Amy, our protagonist, is closest to my own experience feeling like a fish out of water in this recovery world. The film is essentially imagining what might have happened if I had made different choices while living in the house. 

Of course, there are changes to all the characters (including Amy) for the sake of the story. Happily, Amy’s mom is in no way based on my mom, who has been nothing but supportive! The intention is to give viewers a sense of the people you meet in a recovery house, the community that forms, and the myriad of ways people end up in that space.

You portray an interesting mix of humor and despair in the rehab home. 

That is an apt description of recovery house life. I used to joke that recovery houses could be summarized as: “It’s all fun and games until someone dies of an overdose.” 

I was surprised when I first arrived by how much humor there was, how we would laugh incredibly hard at jokes about awful subjects as we swung on swingsets because we couldn’t afford any other entertainment. Then the next day, a close friend would die of an overdose. We were constantly oscillating between chaos and boredom, laughter and horror. 

There is also the sense that the system is flawed, that succeeding in such an environment is difficult. Is that your opinion of the system? 

The world of addiction treatment is very complex. There are people and institutions working very hard to make addiction treatment more accessible and more successful. However, there are also organizations that are more focused on profit than on helping people. Addiction research is chronically underfunded due to stigma and the idea that addicts should just be able to stop on their own. This means that finding a supportive environment can be difficult. 

When I was in rehab, I was warned against going to a recovery house by some of the other women in my facility, who warned that they would be full of drugs. I was also encouraged by some women who shared that they had found real strength and community in recovery houses. 

Of course, both of those experiences are real: There are people who will do drugs in their rooms, and there are people who will go to three meetings a day. It’s up to you to align yourself with the people who share your priorities in recovery — that’s how you can find deep, supportive community. 

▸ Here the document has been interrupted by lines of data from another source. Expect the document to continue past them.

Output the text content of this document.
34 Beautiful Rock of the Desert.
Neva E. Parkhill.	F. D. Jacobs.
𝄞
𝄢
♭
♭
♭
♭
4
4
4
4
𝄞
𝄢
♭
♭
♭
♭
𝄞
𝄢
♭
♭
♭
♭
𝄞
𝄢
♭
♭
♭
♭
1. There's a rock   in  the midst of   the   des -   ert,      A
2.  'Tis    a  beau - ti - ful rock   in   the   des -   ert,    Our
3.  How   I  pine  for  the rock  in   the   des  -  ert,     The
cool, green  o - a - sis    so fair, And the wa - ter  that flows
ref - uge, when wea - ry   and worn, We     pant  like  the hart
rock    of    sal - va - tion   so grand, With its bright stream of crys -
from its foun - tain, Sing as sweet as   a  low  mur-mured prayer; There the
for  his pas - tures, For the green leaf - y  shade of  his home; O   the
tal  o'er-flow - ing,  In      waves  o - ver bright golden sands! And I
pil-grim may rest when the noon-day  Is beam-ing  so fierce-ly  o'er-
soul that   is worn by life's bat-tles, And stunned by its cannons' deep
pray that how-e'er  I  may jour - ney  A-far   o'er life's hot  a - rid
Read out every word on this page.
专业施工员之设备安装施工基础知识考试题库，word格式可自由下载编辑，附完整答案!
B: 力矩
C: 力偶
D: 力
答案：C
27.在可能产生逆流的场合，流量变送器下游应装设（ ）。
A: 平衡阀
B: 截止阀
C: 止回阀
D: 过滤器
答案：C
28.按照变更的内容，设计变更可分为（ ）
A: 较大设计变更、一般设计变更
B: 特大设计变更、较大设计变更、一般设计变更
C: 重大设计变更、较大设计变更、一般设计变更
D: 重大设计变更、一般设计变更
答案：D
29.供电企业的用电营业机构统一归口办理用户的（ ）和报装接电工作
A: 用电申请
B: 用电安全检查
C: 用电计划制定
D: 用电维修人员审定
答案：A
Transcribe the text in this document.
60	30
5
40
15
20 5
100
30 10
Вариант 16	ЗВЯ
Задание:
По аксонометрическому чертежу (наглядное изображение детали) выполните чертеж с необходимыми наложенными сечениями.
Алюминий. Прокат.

I believe you have a brief role in the film. What’s it like to direct yourself? 

Yes, good catch! I am by no means an actor, but luckily I was just sharing part of my recovery story, which I have done in countless 12-step meetings over the past five years, including in prisons and homeless shelters. 

I was very fortunate throughout this process to have a high level of trust with our production team, area heads, and crew. For this particular moment, I handed the directing reins to our cinematographer, John David Devirgiliis. He asked me questions that I responded to, and he guided me between each take. So really, I think I directed myself by asking JD to direct me!

What do you hope audiences take away from the film? 

I hope that audiences understand how difficult early recovery is, and how recovering addicts form communities to uplift each other through this. The first three to six months of recovery are an incredibly vulnerable, complicated time. While support from family and friends who are not in recovery is obviously very helpful, finding support from other people who have been through the same thing is absolutely vital. When we share compassionate stories of addiction and recovery, we challenge the stigma against addiction and work toward a more caring approach to addicts and their needs.